Las Vegas Metro salary data for 2012 now available at TransparentNevada

  • Tuesday, March 12, 2013

LAS VEGAS — Salary data for the Las Vegas Metropolitan Police Department, for the calendar year 2012, is now available at, a Nevada Policy Research Institute website that makes government-spending data easily accessible to taxpayers, NPRI announced today.

“The employees of Las Vegas Metro continue to be some of the highest compensated employees — public or private — in the Las Vegas Valley,” said Andy Matthews, president of NPRI. “In 2012, 149 employees took home more than $200,000 in total compensation, with one captain raking in over $585,000 in total earnings.

“One lieutenant cashed in for over $354,000 and an assistant sheriff received more than $294,000.”

Matthews stated that, in 2012, 348 employees received over $175,000 in total compensation, and 888 employees took home over $150,000.

“These inflated salaries are the result of collective bargaining laws that favor politically powerful labor unions over the needs of taxpayers,” he said. “As we’ve seen before and are seeing again, right now, once it becomes apparent that such salaries are unsustainable, government unions start demanding that Nevada’s struggling families and businesses fork over even more.”

Matthews noted that the release of the salary data comes as Las Vegas Metro brass wants the Nevada Legislature to authorize a quarter-cent increase in the sales tax and give the department “flexibility” in spending that money. Originally in 2004, tax increase proponents had pledged that the sales tax increase would only be used to hire new officers.

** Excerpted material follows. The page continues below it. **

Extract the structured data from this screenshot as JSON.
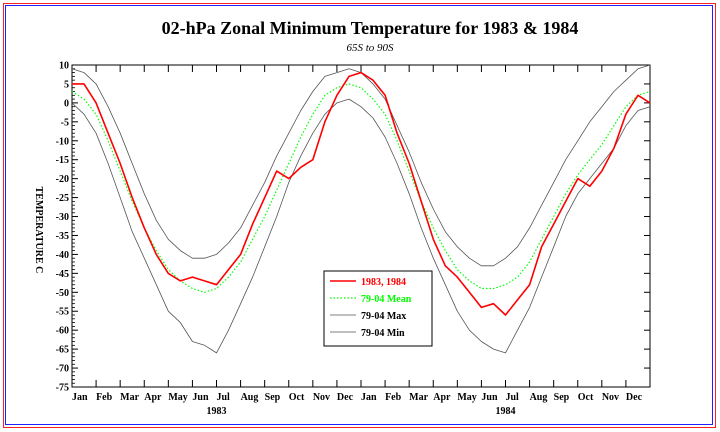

“Las Vegas Metro’s budget problem flows directly out of its inflated salaries,” said NPRI’s president. “Just last year, it paid three police sergeants a combined $1.09 million, while spending over $140,000 each on 1,343 employees.

“Just as you wouldn’t give more alcohol to a drunk, you shouldn’t give more money to a government agency with a spending problem enabled by a bad collective-bargaining law. To really fix what’s wrong with Metro’s budget, reform or eliminate NRS 288 — the 44-year-old law that is the root of the problem.”

Matthews observed that in 2005, Metro police officers received a new union contract from the county that included a 21.8 percent, across-the-board pay hike over four years.

He also noted that Metro annually spends over $1.8 million paying police officers and other employees to work for private organizations — unions — instead of protecting taxpayers.

“Union leave time is an outrageous and unconstitutional use of tax dollars,” said Matthews. “While Metro brass threatens the public — saying citizens will be even less safe without a tax increase — they pay certain officers over $1.8 million to sit on their behinds and work full-time for taxpayer-gouging private associations.

“Here is an alternative solution for lawmakers: Make taxpayer-subsidized union leave time illegal. Not only would this save taxpayers money, it would also put more officers on the streets.”

The release of the salary data comes during Sunshine Week, March 10-16, a nationwide effort to highlight the importance of governmental transparency.

“It’s appropriate that this information is made available to the public during Sunshine Week, which highlights the need for transparency in government,” said Matthews. “Even a casual glance at the Metro salary data now available at TransparentNevada shows that excessive salaries are behind Metro’s budget difficulties.”